ライブ調理で仕上げた照り焼きチキンが入る「照り焼きチキンと旬野菜弁当」(843円)
すみのどう店では、サラダカテゴリーの強化にも踏み込んでいる。新田氏は「谷町店は冷蔵ケースのスペースが限られており、需要が高いと見込んでいたサラダや冷菜の品揃えを十分に展開できなかった」と振り返る。運営を続けるなかで、「弁当以外で、一品でランチとして成立する総菜が欲しい」という声も繰り返し寄せられていたという。

すみのどう店では冷菜売場を広げている
こうしたニーズを踏まえ、すみのどう店では冷菜売場を広げるとともに、「サーモンのパスタサラダ」(444円)を新たに品揃えした。サラダとパスタを組み合わせ、一品で主食と野菜を同時にとれるように設計した商品で、弁当と並ぶランチの目玉として位置づけている。

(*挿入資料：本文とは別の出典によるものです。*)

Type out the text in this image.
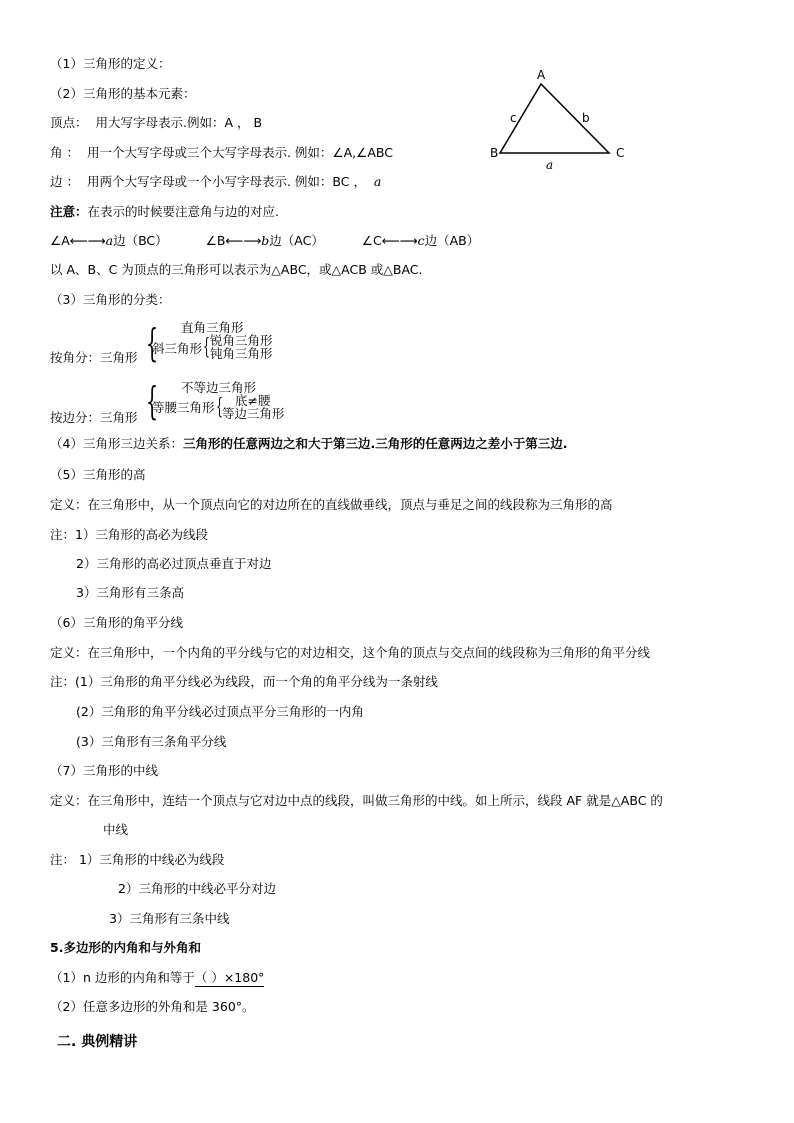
A
B	C
c	b
a
（1）三角形的定义：
（2）三角形的基本元素：
顶点： 用大写字母表示.例如：A ， B
角 ： 用一个大写字母或三个大写字母表示. 例如：∠A,∠ABC
边 ： 用两个大写字母或一个小写字母表示. 例如：BC ， a
注意：在表示的时候要注意角与边的对应.
∠A⟵⟶a边（BC）	∠B⟵⟶b边（AC）	∠C⟵⟶c边（AB）
以 A、B、C 为顶点的三角形可以表示为△ABC，或△ACB 或△BAC.
（3）三角形的分类：
按角分：三角形 { 直角三角形
斜三角形 { 锐角三角形
钝角三角形
按边分：三角形 { 不等边三角形
等腰三角形 { 底≠腰
等边三角形
（4）三角形三边关系：三角形的任意两边之和大于第三边.三角形的任意两边之差小于第三边.
（5）三角形的高
定义：在三角形中，从一个顶点向它的对边所在的直线做垂线，顶点与垂足之间的线段称为三角形的高
注：1）三角形的高必为线段
2）三角形的高必过顶点垂直于对边
3）三角形有三条高
（6）三角形的角平分线
定义：在三角形中，一个内角的平分线与它的对边相交，这个角的顶点与交点间的线段称为三角形的角平分线
注：(1）三角形的角平分线必为线段，而一个角的角平分线为一条射线
(2）三角形的角平分线必过顶点平分三角形的一内角
(3）三角形有三条角平分线
（7）三角形的中线
定义：在三角形中，连结一个顶点与它对边中点的线段，叫做三角形的中线。如上所示，线段 AF 就是△ABC 的
中线
注： 1）三角形的中线必为线段
2）三角形的中线必平分对边
3）三角形有三条中线
5.多边形的内角和与外角和
（1）n 边形的内角和等于（ ）×180°
（2）任意多边形的外角和是 360°。
二. 典例精讲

「サーモンのパスタサラダ」(444円)を新たに品揃え
一方で、谷町店で支持を集めた商品の横展開も図る。「昆布のおぼろ巻きおむすび」(227円)や「桜えびおむすび」(195円)といった「おむすびの森」シリーズをすみのどう店でも展開。そのほか、谷町店でいちばん人気だという「鶏と野菜の黒酢あん弁当」もラインアップに加えている。

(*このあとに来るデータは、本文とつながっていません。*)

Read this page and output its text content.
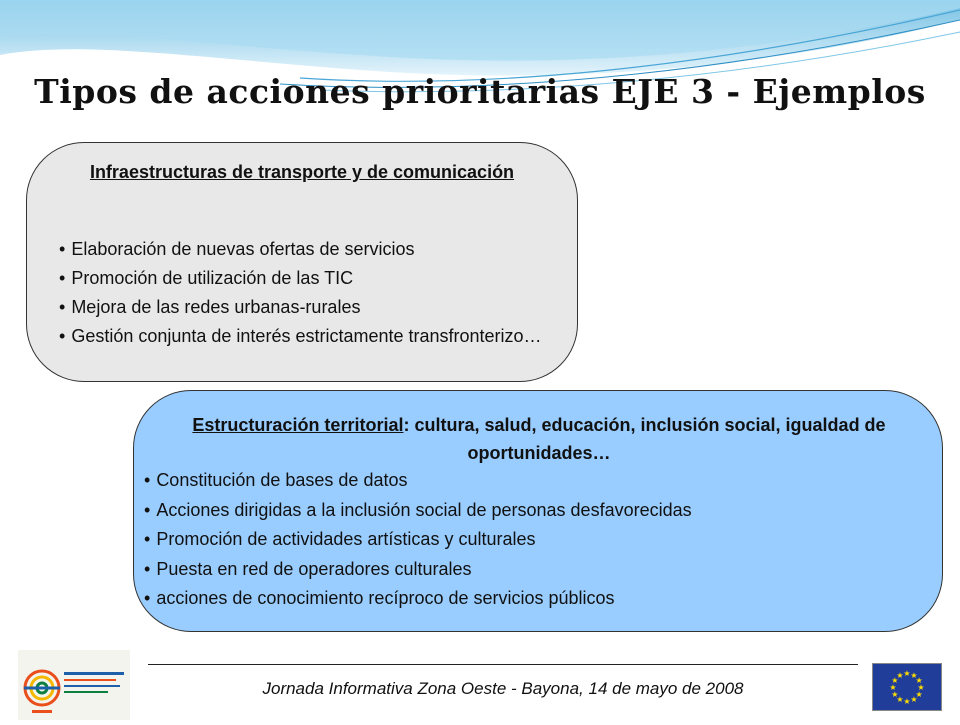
Tipos de acciones prioritarias EJE 3 - Ejemplos
Infraestructuras de transporte y de comunicación
• Elaboración de nuevas ofertas de servicios
• Promoción de utilización de las TIC
• Mejora de las redes urbanas-rurales
• Gestión conjunta de interés estrictamente transfronterizo…
Estructuración territorial: cultura, salud, educación, inclusión social, igualdad de oportunidades…
• Constitución de bases de datos
• Acciones dirigidas a la inclusión social de personas desfavorecidas
• Promoción de actividades artísticas y culturales
• Puesta en red de operadores culturales
• acciones de conocimiento recíproco de servicios públicos
Jornada Informativa Zona Oeste - Bayona, 14 de mayo de 2008
★ ★
★
★
★
★
★
★
★
★
★
★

「昆布のおぼろ巻きおむすび」(227円)や「桜えびおむすび」(195円)といった「おむすびの森」シリーズをすみのどう店でも展開
新田氏は「谷町店は順調に推移しており、運営に手応えを感じている。すみのどう店も軌道に乗せ、今後3年間で10店舗程度を展開していきたい」と今後の展望を語る。すみのどう店については、年間売上高約6200万円を見込み、投資回収期間は4年7カ月を想定している。